Heritability estimates imply nothing about causation. Behavior geneticists and others assume that heritability estimates will lead to ‘finding the genes’ that ’cause’ or are ‘associated with’ behavior. Their models are also, of course, extremely reductionist. It is then important to note that genes do not determine behavior. To quote Lerner and Overton (2017: 114):

Data presented in a 2016 special section of the journal Child Development indicate
that “some behaviors may be affected by only slight changes in DNA methylation,
while others may require a larger percent change in methylation; of course, the
effects are also likely bidirectional, with behavior impacting changes in methylation” [Lester et al., 2016, p. 31]. This point is key . It underscores the absurdity of genetic reductionist models: Genes do not determine behavior.

Methylation impacts behavior; behavior impacts methylation. It is the relations between methylation and behavior, not the genes acting as the “command center”, the “executive” of human behavior and development, that constitute the basic role of biology across the developmental course. This is the fatal flaw of reductionist models. Lastly, Lerner and Overton (2017: 145) write (emphasis mine):

That is, with the recent advances in understanding the role of epigenetics and recent research findings supporting this role, it should no longer be possible for any scientist to undertake the procedure of splitting of nature and nurture and, through reductionist procedures, come to conclusions that the one or the other plays a more important role in behavior and development.

[Richardson (2017: 129) also writes: “Note that this environmental source of  [epigenetic] variation will appear in the behavioral geneticists twin-study as genetic variation: quite probably another way in which heritability estimates are distorted.”]

Reductionism in biology is fatally flawed. Reductionism, of course, has greatly increased our understanding of biology. However, it is time to move past the false dichotomy of nature vs nurture, and with that, move past heritability estimates since they prop up the fallacy of nature vs nurture. There is no way to separate the two since they are intertwined, but behavior geneticists would like you to believe that by studying twins raised apart will tell you anything about how ‘genetic’ or ‘environmental’ variation in a trait is in a population. Since heritability estimates are gleaned from the highly flawed studies of twins reared apart, a whole host of assumptions is poured in and these estimates are highly inflated, showing that genes influence a trait more than they supposedly do.

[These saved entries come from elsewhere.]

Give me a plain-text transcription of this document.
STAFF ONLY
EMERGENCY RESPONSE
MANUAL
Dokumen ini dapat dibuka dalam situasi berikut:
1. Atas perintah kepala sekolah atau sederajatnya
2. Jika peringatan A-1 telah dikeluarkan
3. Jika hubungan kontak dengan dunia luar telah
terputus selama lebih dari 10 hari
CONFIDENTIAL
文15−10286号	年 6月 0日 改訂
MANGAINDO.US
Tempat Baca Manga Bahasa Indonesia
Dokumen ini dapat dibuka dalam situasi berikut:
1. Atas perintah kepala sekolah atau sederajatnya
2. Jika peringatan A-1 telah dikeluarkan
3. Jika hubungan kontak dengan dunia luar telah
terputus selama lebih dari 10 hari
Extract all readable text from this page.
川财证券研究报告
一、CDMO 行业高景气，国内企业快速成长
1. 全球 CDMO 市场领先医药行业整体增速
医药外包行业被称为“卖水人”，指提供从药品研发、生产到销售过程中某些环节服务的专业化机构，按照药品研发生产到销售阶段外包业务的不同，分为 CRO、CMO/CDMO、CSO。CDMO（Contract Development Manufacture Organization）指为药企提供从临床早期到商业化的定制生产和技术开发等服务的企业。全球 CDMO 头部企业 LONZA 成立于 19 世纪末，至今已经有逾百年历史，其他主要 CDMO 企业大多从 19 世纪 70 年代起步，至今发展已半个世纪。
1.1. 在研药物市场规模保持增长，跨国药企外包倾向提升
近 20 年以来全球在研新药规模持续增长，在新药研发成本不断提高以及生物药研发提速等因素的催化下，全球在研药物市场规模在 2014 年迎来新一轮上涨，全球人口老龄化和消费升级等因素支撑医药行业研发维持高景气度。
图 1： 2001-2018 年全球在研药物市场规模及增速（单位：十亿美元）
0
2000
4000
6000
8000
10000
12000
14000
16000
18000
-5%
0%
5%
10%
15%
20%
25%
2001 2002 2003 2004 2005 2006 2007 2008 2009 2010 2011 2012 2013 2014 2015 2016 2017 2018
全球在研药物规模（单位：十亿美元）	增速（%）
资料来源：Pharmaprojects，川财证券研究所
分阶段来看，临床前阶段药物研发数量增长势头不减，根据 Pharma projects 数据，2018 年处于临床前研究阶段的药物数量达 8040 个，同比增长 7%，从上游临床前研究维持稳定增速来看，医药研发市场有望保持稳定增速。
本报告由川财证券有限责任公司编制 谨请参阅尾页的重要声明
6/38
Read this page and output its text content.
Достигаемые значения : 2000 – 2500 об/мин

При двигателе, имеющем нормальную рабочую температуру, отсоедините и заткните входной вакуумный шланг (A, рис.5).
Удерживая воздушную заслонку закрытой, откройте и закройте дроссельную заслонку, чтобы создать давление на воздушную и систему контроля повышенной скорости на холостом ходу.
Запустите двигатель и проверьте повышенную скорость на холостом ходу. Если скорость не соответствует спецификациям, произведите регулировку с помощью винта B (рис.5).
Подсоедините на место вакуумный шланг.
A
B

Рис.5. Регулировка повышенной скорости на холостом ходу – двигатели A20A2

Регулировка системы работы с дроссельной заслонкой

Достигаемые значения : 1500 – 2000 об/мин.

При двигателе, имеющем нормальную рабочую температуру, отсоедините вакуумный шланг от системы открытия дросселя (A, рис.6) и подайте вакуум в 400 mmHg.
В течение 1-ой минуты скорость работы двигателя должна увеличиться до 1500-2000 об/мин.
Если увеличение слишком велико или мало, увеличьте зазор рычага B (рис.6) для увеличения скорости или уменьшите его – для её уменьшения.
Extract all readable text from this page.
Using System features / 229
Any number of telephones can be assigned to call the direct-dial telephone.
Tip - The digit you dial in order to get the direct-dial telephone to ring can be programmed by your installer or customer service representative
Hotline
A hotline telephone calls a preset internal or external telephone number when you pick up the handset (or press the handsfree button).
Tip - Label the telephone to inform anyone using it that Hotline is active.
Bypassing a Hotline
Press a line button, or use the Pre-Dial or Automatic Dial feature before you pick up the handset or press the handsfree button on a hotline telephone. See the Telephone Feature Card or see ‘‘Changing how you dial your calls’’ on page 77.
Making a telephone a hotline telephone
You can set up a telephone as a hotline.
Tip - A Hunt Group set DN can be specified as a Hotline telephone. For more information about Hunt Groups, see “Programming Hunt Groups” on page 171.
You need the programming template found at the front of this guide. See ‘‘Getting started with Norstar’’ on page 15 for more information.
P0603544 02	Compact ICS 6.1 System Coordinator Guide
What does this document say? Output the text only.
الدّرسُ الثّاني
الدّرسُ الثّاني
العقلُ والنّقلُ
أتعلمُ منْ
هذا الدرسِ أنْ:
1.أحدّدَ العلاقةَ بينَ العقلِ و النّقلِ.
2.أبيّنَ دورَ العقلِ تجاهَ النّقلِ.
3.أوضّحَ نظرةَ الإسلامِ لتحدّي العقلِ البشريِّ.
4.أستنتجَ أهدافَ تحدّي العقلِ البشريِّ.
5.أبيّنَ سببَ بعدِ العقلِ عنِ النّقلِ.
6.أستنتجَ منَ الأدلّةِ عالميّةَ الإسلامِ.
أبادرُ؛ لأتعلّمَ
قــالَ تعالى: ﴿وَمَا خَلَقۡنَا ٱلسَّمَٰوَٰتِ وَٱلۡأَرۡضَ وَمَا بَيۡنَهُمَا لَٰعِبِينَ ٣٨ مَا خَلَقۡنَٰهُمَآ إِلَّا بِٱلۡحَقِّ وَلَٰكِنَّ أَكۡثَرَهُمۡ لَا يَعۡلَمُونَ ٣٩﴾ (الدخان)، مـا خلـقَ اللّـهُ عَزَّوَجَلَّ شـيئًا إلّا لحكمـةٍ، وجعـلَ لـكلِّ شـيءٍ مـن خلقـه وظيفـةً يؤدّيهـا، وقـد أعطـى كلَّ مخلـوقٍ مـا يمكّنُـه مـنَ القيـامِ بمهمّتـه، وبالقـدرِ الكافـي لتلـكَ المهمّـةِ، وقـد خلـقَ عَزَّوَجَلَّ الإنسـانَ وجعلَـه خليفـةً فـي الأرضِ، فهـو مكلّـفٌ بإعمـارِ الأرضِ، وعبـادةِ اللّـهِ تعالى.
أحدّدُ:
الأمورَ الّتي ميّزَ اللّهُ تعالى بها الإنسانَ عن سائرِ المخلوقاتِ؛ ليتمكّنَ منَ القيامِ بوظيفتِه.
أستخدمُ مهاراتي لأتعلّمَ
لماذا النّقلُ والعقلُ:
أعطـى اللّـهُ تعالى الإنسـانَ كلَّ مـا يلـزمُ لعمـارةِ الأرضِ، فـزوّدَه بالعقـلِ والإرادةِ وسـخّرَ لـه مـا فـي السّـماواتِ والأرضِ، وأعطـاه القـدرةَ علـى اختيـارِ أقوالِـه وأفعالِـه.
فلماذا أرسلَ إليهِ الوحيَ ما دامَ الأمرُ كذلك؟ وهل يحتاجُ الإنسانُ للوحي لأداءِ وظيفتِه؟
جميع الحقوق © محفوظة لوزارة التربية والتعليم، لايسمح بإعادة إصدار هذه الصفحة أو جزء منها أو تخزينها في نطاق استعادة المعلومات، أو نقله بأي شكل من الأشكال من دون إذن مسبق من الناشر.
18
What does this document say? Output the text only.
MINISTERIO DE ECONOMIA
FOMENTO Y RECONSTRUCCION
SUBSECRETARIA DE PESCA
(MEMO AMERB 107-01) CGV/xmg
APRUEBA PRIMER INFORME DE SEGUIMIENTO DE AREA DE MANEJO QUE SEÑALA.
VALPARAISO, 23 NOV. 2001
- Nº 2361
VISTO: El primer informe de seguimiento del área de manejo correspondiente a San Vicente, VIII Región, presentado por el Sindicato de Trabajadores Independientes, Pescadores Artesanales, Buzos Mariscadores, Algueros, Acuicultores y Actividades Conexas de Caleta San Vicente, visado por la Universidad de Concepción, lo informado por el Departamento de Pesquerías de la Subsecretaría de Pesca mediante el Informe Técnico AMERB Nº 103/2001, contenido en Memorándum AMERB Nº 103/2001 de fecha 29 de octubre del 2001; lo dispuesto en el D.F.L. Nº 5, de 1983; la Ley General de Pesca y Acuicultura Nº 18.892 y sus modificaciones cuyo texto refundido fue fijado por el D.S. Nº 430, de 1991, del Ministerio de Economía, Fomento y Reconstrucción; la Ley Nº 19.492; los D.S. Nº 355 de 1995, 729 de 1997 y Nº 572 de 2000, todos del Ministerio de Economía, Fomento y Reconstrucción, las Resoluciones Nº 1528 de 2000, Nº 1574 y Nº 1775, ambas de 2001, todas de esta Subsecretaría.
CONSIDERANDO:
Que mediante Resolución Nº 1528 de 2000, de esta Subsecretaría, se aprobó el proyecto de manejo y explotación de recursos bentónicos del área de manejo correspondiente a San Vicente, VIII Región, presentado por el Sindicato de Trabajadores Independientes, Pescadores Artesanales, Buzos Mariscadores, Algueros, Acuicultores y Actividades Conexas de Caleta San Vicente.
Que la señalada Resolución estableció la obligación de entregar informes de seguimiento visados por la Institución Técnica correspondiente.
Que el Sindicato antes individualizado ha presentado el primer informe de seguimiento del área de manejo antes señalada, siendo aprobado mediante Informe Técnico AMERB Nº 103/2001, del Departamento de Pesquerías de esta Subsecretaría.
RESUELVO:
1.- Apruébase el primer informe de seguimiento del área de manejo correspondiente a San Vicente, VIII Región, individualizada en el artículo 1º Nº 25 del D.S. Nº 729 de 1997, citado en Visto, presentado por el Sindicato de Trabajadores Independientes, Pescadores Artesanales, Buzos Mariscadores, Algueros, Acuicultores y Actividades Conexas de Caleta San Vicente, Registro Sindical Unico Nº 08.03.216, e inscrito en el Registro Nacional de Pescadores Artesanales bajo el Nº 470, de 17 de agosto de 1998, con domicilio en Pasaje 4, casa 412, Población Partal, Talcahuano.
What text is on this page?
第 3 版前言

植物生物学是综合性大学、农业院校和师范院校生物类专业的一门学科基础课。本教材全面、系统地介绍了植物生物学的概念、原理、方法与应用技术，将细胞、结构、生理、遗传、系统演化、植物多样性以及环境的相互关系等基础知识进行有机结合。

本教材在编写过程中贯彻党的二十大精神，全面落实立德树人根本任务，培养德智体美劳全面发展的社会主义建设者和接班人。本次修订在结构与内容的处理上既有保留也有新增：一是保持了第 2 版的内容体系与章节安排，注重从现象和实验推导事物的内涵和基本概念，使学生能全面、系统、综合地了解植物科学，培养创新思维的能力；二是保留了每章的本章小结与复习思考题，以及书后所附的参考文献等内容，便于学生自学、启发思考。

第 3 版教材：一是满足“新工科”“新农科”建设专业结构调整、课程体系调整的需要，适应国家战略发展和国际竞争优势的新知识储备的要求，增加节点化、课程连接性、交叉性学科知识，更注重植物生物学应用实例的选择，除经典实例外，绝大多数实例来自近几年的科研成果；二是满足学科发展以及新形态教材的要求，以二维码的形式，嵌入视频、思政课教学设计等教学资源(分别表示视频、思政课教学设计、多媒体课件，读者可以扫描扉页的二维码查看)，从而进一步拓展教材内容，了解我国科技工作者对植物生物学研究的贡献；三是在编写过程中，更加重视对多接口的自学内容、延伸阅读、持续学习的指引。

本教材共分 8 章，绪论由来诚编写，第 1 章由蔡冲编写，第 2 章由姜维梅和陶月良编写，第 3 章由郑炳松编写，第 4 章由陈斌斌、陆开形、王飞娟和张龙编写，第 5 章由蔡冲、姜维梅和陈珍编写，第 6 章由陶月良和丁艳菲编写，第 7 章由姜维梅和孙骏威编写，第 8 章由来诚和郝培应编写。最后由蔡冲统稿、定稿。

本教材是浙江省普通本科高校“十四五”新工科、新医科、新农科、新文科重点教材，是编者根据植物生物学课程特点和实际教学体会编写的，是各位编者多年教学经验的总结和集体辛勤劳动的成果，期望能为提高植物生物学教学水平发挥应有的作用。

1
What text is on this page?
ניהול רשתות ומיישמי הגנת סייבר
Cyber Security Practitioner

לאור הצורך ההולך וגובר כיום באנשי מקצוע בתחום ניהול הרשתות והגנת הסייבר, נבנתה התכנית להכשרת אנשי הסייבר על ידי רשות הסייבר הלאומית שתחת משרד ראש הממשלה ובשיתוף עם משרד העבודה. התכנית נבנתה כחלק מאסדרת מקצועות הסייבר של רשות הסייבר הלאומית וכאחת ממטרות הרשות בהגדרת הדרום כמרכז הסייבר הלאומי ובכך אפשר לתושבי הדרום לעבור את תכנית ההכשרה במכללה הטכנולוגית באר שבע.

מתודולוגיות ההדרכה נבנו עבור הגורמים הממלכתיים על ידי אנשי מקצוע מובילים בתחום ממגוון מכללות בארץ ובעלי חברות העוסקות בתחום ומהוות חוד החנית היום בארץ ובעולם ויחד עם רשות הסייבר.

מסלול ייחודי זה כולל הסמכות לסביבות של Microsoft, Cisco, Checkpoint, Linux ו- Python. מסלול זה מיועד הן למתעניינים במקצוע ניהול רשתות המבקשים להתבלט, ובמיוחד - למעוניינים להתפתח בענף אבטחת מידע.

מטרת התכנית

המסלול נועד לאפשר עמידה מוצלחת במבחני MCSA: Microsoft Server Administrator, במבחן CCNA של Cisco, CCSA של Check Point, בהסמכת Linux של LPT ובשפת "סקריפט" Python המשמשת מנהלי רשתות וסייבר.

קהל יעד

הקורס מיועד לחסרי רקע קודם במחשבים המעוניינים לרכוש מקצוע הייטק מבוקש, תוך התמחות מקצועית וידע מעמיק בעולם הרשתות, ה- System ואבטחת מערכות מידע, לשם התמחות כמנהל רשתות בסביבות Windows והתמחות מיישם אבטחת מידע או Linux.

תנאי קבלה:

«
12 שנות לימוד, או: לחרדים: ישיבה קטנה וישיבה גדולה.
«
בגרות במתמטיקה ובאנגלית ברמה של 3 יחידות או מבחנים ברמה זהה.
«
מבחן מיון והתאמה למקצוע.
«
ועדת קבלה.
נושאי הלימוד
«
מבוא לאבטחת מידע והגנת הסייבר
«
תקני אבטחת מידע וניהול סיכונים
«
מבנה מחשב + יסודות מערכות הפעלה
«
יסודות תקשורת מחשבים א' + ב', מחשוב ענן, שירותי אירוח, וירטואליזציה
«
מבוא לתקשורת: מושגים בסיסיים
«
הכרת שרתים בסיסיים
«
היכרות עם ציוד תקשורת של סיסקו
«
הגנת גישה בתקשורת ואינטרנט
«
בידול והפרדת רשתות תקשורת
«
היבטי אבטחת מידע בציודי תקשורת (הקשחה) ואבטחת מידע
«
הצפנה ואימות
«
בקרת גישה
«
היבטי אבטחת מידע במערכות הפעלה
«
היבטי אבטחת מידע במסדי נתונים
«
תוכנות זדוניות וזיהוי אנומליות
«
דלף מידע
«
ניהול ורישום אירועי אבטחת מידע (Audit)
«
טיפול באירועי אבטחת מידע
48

Twin studies, and along with it, heritability estimates, are useless for figuring out, and describing, trait variation in humans. The developmental system is more complex than the genetic reductionists (behavior geneticists) would like one to believe. The reductionist model has been heavily attacked in recent years (Regenmortal, 2004; Noble, 2008, 2012, 2015, 2016; Joyner, 2011, b; Joyner and Pederson, 2011).

Nature vs nurture has also shown to be a false dichotomy because the system develops in whichever environment it finds itself in (Oyama, 1985, 1999; 2000; Moore, 2002; Schneider, 2007)

Conclusion

Since the genetic reductionist model is wrong, along with heritability estimates (because of the nature/nurture fallacy), both should be discontinued. One of the main vehicles of these two models—twin studies—should also be discontinued. These fatal flaws of the behavior geneticists’ paradigm should be enough to discontinue these techniques in the study of human development and behavior. Heritability estimates give no causal information and they also use an outdated model of the gene; twin studies assume too many things for it to be a viable model in the discovering how traits manifest (most importantly, twin studies keep the nature/nurture fallacy alive and should be discontinued on that note only, in my opinion); and genetic reductionist models have been shown to be fatally flawed in recent years. We now have a better understanding of what a gene is today (Portin and Wilkins, 2017), and due to this, we should discontinue whatever implies the fallacy of nature vs nurture because it is irrelevant and a false dichotomy. That, alone, should be enough to discontinue twin studies and heritability estimates.